Magazine Article | December 16, 2008

Green Evangelism In Manufacturing And Retail

Source: Innovative Retail Technologies

Differentiate your product through socially responsible practices.


Integrated Solutions For Retailers, January 2009

Competing in 2009 is a profound challenge because of fewer customers, smaller pocketbooks, and a poor overall outlook for the U.S. economy. That is a gloomy perspective, but unnecessarily so. Your opportunity in this environment is to differentiate your product and business by ensuring that they meet green standards and to lower the cost of sourcing goods through socially responsible practices.  In a constrained world, lower cost and CSR (corporate social responsibility) could be at odds.  In reality, however, few constraints actually exist.

Consider Your Supplier Base
You may have cultivated your suppliers over time and eliminated those unworthy of your standards. You're left with a preferred list of vendors, and you are confident that you are getting the most from each.  This is precisely the time to share your desire for lower costs and simultaneous improvement in CSR initiatives.  Suppliers can alter their approach to product development, manufacturing, and production operations to improve performance. Materials can be selected so that they are renewable, sustainable, and recyclable. They can be sourced more closely to the point of manufacture so that the carbon footprint of raw material delivery is reduced. Production can be timed to ensure full utilization of equipment and personnel so that there is less waste of both, and you can reap the benefits.

Scrutinize Packaging To Diminish Shipments
By synchronizing buys and subsequent production and consolidating items prior to shipment so that full containers move instead of partially filled ones, the energy expended per item delivered is lower. Ultimately, employing the concept of  'near-sourcing' lets you economically source from nearby factories (e.g. Massachusetts, Canada, Mexico, Honduras, etc.) instead of geographically remote locations (e.g. China, Vietnam, India). The proximity of near sources means that less greenhouse gasses are emitted as goods are delivered. Given the high cost of oil, it also means that the cost to deliver these items is commensurately lowered as well. Duties and free trade agreements color these decisions, but are decidedly 'pro-near-sourcing' today.

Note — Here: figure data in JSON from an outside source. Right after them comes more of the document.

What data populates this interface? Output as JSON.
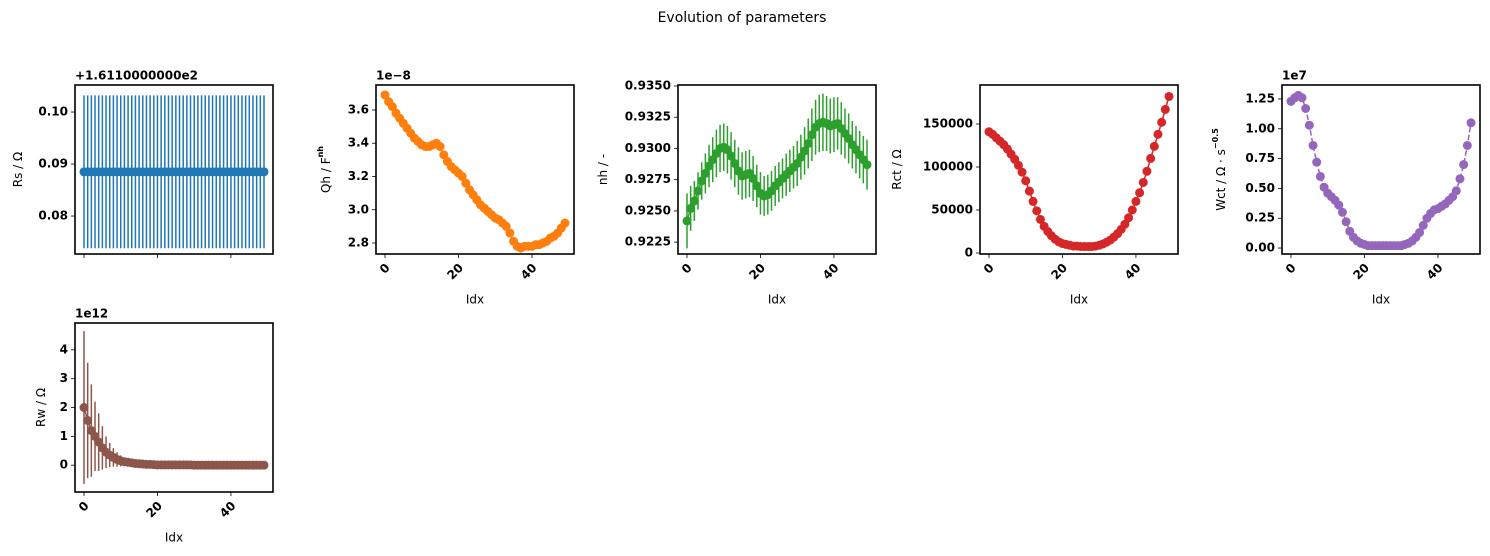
{
  "title": "Evolution of parameters",
  "chart_data": [
    {
      "type": "errorbar",
      "ylabel": "Rs / Ω",
      "offset_text": "+1.6110000000e2",
      "color": "#1f77b4",
      "linestyle": "solid",
      "show_xticklabels": false,
      "xlim": [
        -2.45,
        51.45
      ],
      "xticks": [
        0,
        20,
        40
      ],
      "ylim": [
        0.0727,
        0.1052
      ],
      "yticks": [
        0.08,
        0.09,
        {
          "value": 0.1,
          "label": "0.10"
        }
      ],
      "x": [
        0,
        1,
        2,
        3,
        4,
        5,
        6,
        7,
        8,
        9,
        10,
        11,
        12,
        13,
        14,
        15,
        16,
        17,
        18,
        19,
        20,
        21,
        22,
        23,
        24,
        25,
        26,
        27,
        28,
        29,
        30,
        31,
        32,
        33,
        34,
        35,
        36,
        37,
        38,
        39,
        40,
        41,
        42,
        43,
        44,
        45,
        46,
        47,
        48,
        49
      ],
      "values": [
        0.0885,
        0.0885,
        0.0885,
        0.0885,
        0.0885,
        0.0885,
        0.0885,
        0.0885,
        0.0885,
        0.0885,
        0.0885,
        0.0885,
        0.0885,
        0.0885,
        0.0885,
        0.0885,
        0.0885,
        0.0885,
        0.0885,
        0.0885,
        0.0885,
        0.0885,
        0.0885,
        0.0885,
        0.0885,
        0.0885,
        0.0885,
        0.0885,
        0.0885,
        0.0885,
        0.0885,
        0.0885,
        0.0885,
        0.0885,
        0.0885,
        0.0885,
        0.0885,
        0.0885,
        0.0885,
        0.0885,
        0.0885,
        0.0885,
        0.0885,
        0.0885,
        0.0885,
        0.0885,
        0.0885,
        0.0885,
        0.0885,
        0.0885
      ],
      "errors": [
        0.0147,
        0.0147,
        0.0147,
        0.0147,
        0.0147,
        0.0147,
        0.0147,
        0.0147,
        0.0147,
        0.0147,
        0.0147,
        0.0147,
        0.0147,
        0.0147,
        0.0147,
        0.0147,
        0.0147,
        0.0147,
        0.0147,
        0.0147,
        0.0147,
        0.0147,
        0.0147,
        0.0147,
        0.0147,
        0.0147,
        0.0147,
        0.0147,
        0.0147,
        0.0147,
        0.0147,
        0.0147,
        0.0147,
        0.0147,
        0.0147,
        0.0147,
        0.0147,
        0.0147,
        0.0147,
        0.0147,
        0.0147,
        0.0147,
        0.0147,
        0.0147,
        0.0147,
        0.0147,
        0.0147,
        0.0147,
        0.0147,
        0.0147
      ]
    },
    {
      "type": "line",
      "ylabel": "Qh / F",
      "ylabel_sup": "nh",
      "xlabel": "Idx",
      "offset_text": "1e−8",
      "color": "#ff7f0e",
      "linestyle": "solid",
      "xlim": [
        -2.45,
        51.45
      ],
      "xticks": [
        0,
        20,
        40
      ],
      "ylim": [
        2.734,
        3.75
      ],
      "yticks": [
        2.8,
        {
          "value": 3.0,
          "label": "3.0"
        },
        3.2,
        3.4,
        3.6
      ],
      "x": [
        0,
        1,
        2,
        3,
        4,
        5,
        6,
        7,
        8,
        9,
        10,
        11,
        12,
        13,
        14,
        15,
        16,
        17,
        18,
        19,
        20,
        21,
        22,
        23,
        24,
        25,
        26,
        27,
        28,
        29,
        30,
        31,
        32,
        33,
        34,
        35,
        36,
        37,
        38,
        39,
        40,
        41,
        42,
        43,
        44,
        45,
        46,
        47,
        48,
        49
      ],
      "values": [
        3.69,
        3.65,
        3.62,
        3.58,
        3.55,
        3.52,
        3.49,
        3.46,
        3.43,
        3.41,
        3.39,
        3.38,
        3.38,
        3.39,
        3.4,
        3.38,
        3.33,
        3.29,
        3.26,
        3.24,
        3.22,
        3.2,
        3.16,
        3.12,
        3.09,
        3.06,
        3.03,
        3.01,
        2.99,
        2.97,
        2.95,
        2.94,
        2.92,
        2.9,
        2.86,
        2.81,
        2.78,
        2.77,
        2.78,
        2.78,
        2.78,
        2.79,
        2.79,
        2.8,
        2.81,
        2.83,
        2.84,
        2.86,
        2.89,
        2.92
      ]
    },
    {
      "type": "errorbar",
      "ylabel": "nh / -",
      "xlabel": "Idx",
      "color": "#2ca02c",
      "linestyle": "solid",
      "xlim": [
        -2.45,
        51.45
      ],
      "xticks": [
        0,
        20,
        40
      ],
      "ylim": [
        0.92155,
        0.93508
      ],
      "yticks": [
        0.9225,
        {
          "value": 0.925,
          "label": "0.9250"
        },
        0.9275,
        {
          "value": 0.93,
          "label": "0.9300"
        },
        0.9325,
        {
          "value": 0.935,
          "label": "0.9350"
        }
      ],
      "x": [
        0,
        1,
        2,
        3,
        4,
        5,
        6,
        7,
        8,
        9,
        10,
        11,
        12,
        13,
        14,
        15,
        16,
        17,
        18,
        19,
        20,
        21,
        22,
        23,
        24,
        25,
        26,
        27,
        28,
        29,
        30,
        31,
        32,
        33,
        34,
        35,
        36,
        37,
        38,
        39,
        40,
        41,
        42,
        43,
        44,
        45,
        46,
        47,
        48,
        49
      ],
      "values": [
        0.9242,
        0.9252,
        0.9258,
        0.9266,
        0.9274,
        0.928,
        0.9286,
        0.9291,
        0.9296,
        0.93,
        0.9301,
        0.9299,
        0.9294,
        0.9288,
        0.9282,
        0.9278,
        0.9279,
        0.928,
        0.9276,
        0.927,
        0.9264,
        0.9262,
        0.9263,
        0.9266,
        0.927,
        0.9273,
        0.9276,
        0.9279,
        0.9282,
        0.9285,
        0.9288,
        0.9293,
        0.9298,
        0.9304,
        0.9311,
        0.9317,
        0.932,
        0.9321,
        0.932,
        0.9318,
        0.9319,
        0.932,
        0.9316,
        0.9312,
        0.9308,
        0.9303,
        0.9299,
        0.9295,
        0.9291,
        0.9287
      ],
      "errors": [
        0.0022,
        0.0018,
        0.0016,
        0.0015,
        0.0015,
        0.0016,
        0.0017,
        0.0018,
        0.0019,
        0.0019,
        0.0019,
        0.0019,
        0.0019,
        0.0019,
        0.0019,
        0.0019,
        0.0019,
        0.0019,
        0.0018,
        0.0017,
        0.0017,
        0.0016,
        0.0016,
        0.0016,
        0.0016,
        0.0016,
        0.0016,
        0.0017,
        0.0017,
        0.0017,
        0.0018,
        0.0018,
        0.0019,
        0.002,
        0.0021,
        0.0022,
        0.0023,
        0.0023,
        0.0022,
        0.0022,
        0.0022,
        0.0021,
        0.0021,
        0.002,
        0.002,
        0.0019,
        0.0019,
        0.0019,
        0.0019,
        0.002
      ]
    },
    {
      "type": "line",
      "ylabel": "Rct / Ω",
      "xlabel": "Idx",
      "color": "#d62728",
      "linestyle": "solid",
      "xlim": [
        -2.45,
        51.45
      ],
      "xticks": [
        0,
        20,
        40
      ],
      "ylim": [
        -1163,
        195350
      ],
      "yticks": [
        0,
        50000,
        100000,
        150000
      ],
      "x": [
        0,
        1,
        2,
        3,
        4,
        5,
        6,
        7,
        8,
        9,
        10,
        11,
        12,
        13,
        14,
        15,
        16,
        17,
        18,
        19,
        20,
        21,
        22,
        23,
        24,
        25,
        26,
        27,
        28,
        29,
        30,
        31,
        32,
        33,
        34,
        35,
        36,
        37,
        38,
        39,
        40,
        41,
        42,
        43,
        44,
        45,
        46,
        47,
        48,
        49
      ],
      "values": [
        141000,
        138000,
        134000,
        130000,
        126000,
        121000,
        115000,
        109000,
        102000,
        94000,
        84000,
        72000,
        60000,
        49000,
        39000,
        31000,
        25000,
        20000,
        16000,
        13000,
        11000,
        10000,
        9000,
        8000,
        8000,
        7500,
        7500,
        7500,
        7500,
        8000,
        9000,
        10500,
        12500,
        15000,
        18500,
        22500,
        27500,
        33500,
        41000,
        50000,
        60000,
        70000,
        82000,
        95000,
        110000,
        124000,
        138000,
        152000,
        167000,
        182000
      ]
    },
    {
      "type": "line",
      "ylabel": "Wct / Ω · s",
      "ylabel_sup": "−0.5",
      "xlabel": "Idx",
      "offset_text": "1e7",
      "color": "#9467bd",
      "linestyle": "dashed",
      "xlim": [
        -2.45,
        51.45
      ],
      "xticks": [
        0,
        20,
        40
      ],
      "ylim": [
        -0.05,
        1.367
      ],
      "yticks": [
        {
          "value": 0,
          "label": "0.00"
        },
        0.25,
        {
          "value": 0.5,
          "label": "0.50"
        },
        0.75,
        {
          "value": 1,
          "label": "1.00"
        },
        1.25
      ],
      "x": [
        0,
        1,
        2,
        3,
        4,
        5,
        6,
        7,
        8,
        9,
        10,
        11,
        12,
        13,
        14,
        15,
        16,
        17,
        18,
        19,
        20,
        21,
        22,
        23,
        24,
        25,
        26,
        27,
        28,
        29,
        30,
        31,
        32,
        33,
        34,
        35,
        36,
        37,
        38,
        39,
        40,
        41,
        42,
        43,
        44,
        45,
        46,
        47,
        48,
        49
      ],
      "values": [
        1.23,
        1.26,
        1.28,
        1.26,
        1.17,
        1.03,
        0.86,
        0.72,
        0.6,
        0.51,
        0.46,
        0.43,
        0.4,
        0.36,
        0.3,
        0.22,
        0.14,
        0.09,
        0.06,
        0.04,
        0.03,
        0.02,
        0.02,
        0.02,
        0.02,
        0.02,
        0.02,
        0.02,
        0.02,
        0.02,
        0.02,
        0.03,
        0.04,
        0.06,
        0.09,
        0.13,
        0.19,
        0.25,
        0.29,
        0.32,
        0.33,
        0.35,
        0.37,
        0.4,
        0.43,
        0.48,
        0.58,
        0.7,
        0.86,
        1.05
      ]
    },
    {
      "type": "errorbar",
      "ylabel": "Rw / Ω",
      "xlabel": "Idx",
      "offset_text": "1e12",
      "color": "#8c564b",
      "linestyle": "solid",
      "xlim": [
        -2.45,
        51.45
      ],
      "xticks": [
        0,
        20,
        40
      ],
      "ylim": [
        -0.93,
        4.93
      ],
      "yticks": [
        0,
        1,
        2,
        3,
        4
      ],
      "x": [
        0,
        1,
        2,
        3,
        4,
        5,
        6,
        7,
        8,
        9,
        10,
        11,
        12,
        13,
        14,
        15,
        16,
        17,
        18,
        19,
        20,
        21,
        22,
        23,
        24,
        25,
        26,
        27,
        28,
        29,
        30,
        31,
        32,
        33,
        34,
        35,
        36,
        37,
        38,
        39,
        40,
        41,
        42,
        43,
        44,
        45,
        46,
        47,
        48,
        49
      ],
      "values": [
        2.0,
        1.55,
        1.2,
        1.0,
        0.8,
        0.6,
        0.45,
        0.35,
        0.27,
        0.2,
        0.15,
        0.12,
        0.1,
        0.08,
        0.06,
        0.05,
        0.04,
        0.03,
        0.03,
        0.02,
        0.01,
        0.01,
        0.01,
        0.01,
        0.01,
        0.01,
        0.01,
        0.01,
        0.01,
        0.01,
        0,
        0,
        0,
        0,
        0,
        0,
        0,
        0,
        0,
        0,
        0,
        0,
        0,
        0,
        0,
        0,
        0,
        0,
        0,
        0
      ],
      "errors": [
        2.65,
        2.0,
        1.6,
        1.2,
        1.0,
        0.75,
        0.55,
        0.42,
        0.32,
        0.25,
        0.19,
        0.15,
        0.12,
        0.1,
        0.08,
        0.06,
        0.05,
        0.04,
        0.03,
        0.03,
        0.02,
        0.02,
        0.02,
        0.02,
        0.02,
        0.02,
        0.02,
        0.02,
        0.02,
        0.02,
        0.01,
        0.01,
        0.01,
        0.01,
        0.01,
        0.01,
        0.01,
        0.01,
        0.01,
        0.01,
        0.01,
        0.01,
        0.01,
        0.01,
        0.01,
        0.01,
        0.01,
        0.01,
        0.01,
        0.01
      ]
    }
  ]
}
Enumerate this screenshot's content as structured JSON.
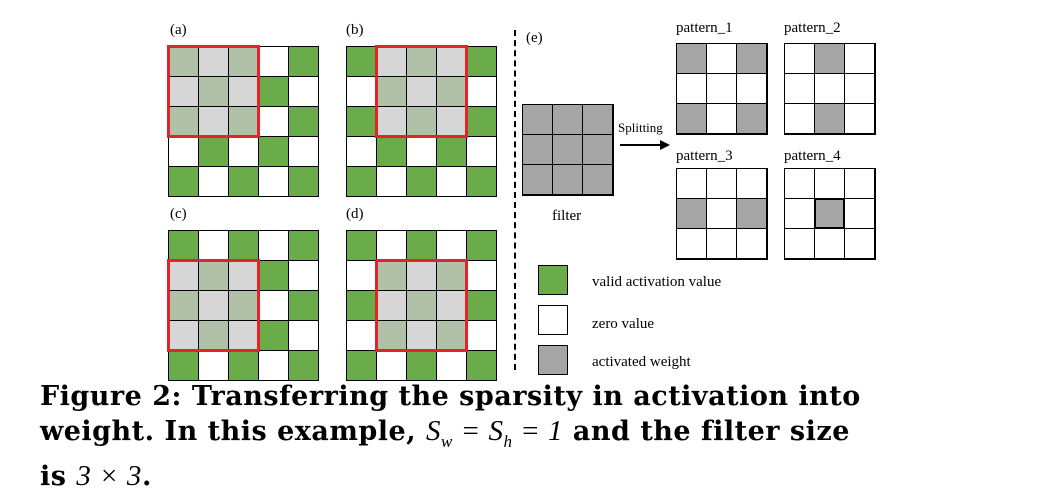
{
  "panels": [
    {
      "label": "(a)"
    },
    {
      "label": "(b)"
    },
    {
      "label": "(c)"
    },
    {
      "label": "(d)"
    }
  ],
  "activation_pattern": [
    [
      1,
      0,
      1,
      0,
      1
    ],
    [
      0,
      1,
      0,
      1,
      0
    ],
    [
      1,
      0,
      1,
      0,
      1
    ],
    [
      0,
      1,
      0,
      1,
      0
    ],
    [
      1,
      0,
      1,
      0,
      1
    ]
  ],
  "panel_e": {
    "label": "(e)",
    "filter_label": "filter",
    "arrow_label": "Splitting",
    "patterns": [
      {
        "title": "pattern_1",
        "cells": [
          [
            1,
            0,
            1
          ],
          [
            0,
            0,
            0
          ],
          [
            1,
            0,
            1
          ]
        ]
      },
      {
        "title": "pattern_2",
        "cells": [
          [
            0,
            1,
            0
          ],
          [
            0,
            0,
            0
          ],
          [
            0,
            1,
            0
          ]
        ]
      },
      {
        "title": "pattern_3",
        "cells": [
          [
            0,
            0,
            0
          ],
          [
            1,
            0,
            1
          ],
          [
            0,
            0,
            0
          ]
        ]
      },
      {
        "title": "pattern_4",
        "cells": [
          [
            0,
            0,
            0
          ],
          [
            0,
            1,
            0
          ],
          [
            0,
            0,
            0
          ]
        ]
      }
    ]
  },
  "legend": [
    {
      "label": "valid activation value",
      "color": "#6aab4a"
    },
    {
      "label": "zero value",
      "color": "#ffffff"
    },
    {
      "label": "activated weight",
      "color": "#a5a5a5"
    }
  ],
  "caption": {
    "line1": "Figure 2:  Transferring the sparsity in activation into",
    "line2_pre": "weight.  In this example, ",
    "line2_math": "S_w = S_h = 1",
    "line2_post": " and the filter size",
    "line3_pre": "is ",
    "line3_math": "3 × 3",
    "line3_post": "."
  },
  "colors": {
    "green": "#6aab4a",
    "gray": "#a5a5a5",
    "red": "#e0242a"
  }
}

The simple act of overtly expressing your corporate desire to simultaneously improve sourcing costs, environmental sensitivity, and corporate social responsibility is the catalyst for success. Many processes and procedures employed by manufacturers and retailers have not been reexamined in years, if not decades. There are redundant steps, absurd paper trails, and a host of wasteful practices that basic review can expose to your enduring advantage. A recent discussion with one of our customers revealed that a single supplier interaction produced approximately 125 pages of paper daily, implying an annual paper load of 46,000 pages. With hundreds of suppliers, this could drive unreasonable consumption of paper, ink, and labor (not to mention hundreds of thousands of dollars) to fulfill what can be accomplished electronically today.

Individual and corporate behavior is greatly influenced by the signals sent by leaders.  It is time to move beyond signals and explicitly demand that CSR, environmental sensitivity, and lower cost coexist in today's supply chains, providing companies with a competitive advantage ignored by laggards and competitors. We all benefit — suppliers, manufacturers, retailers, and consumers — from the fruits of such green initiatives. Amen.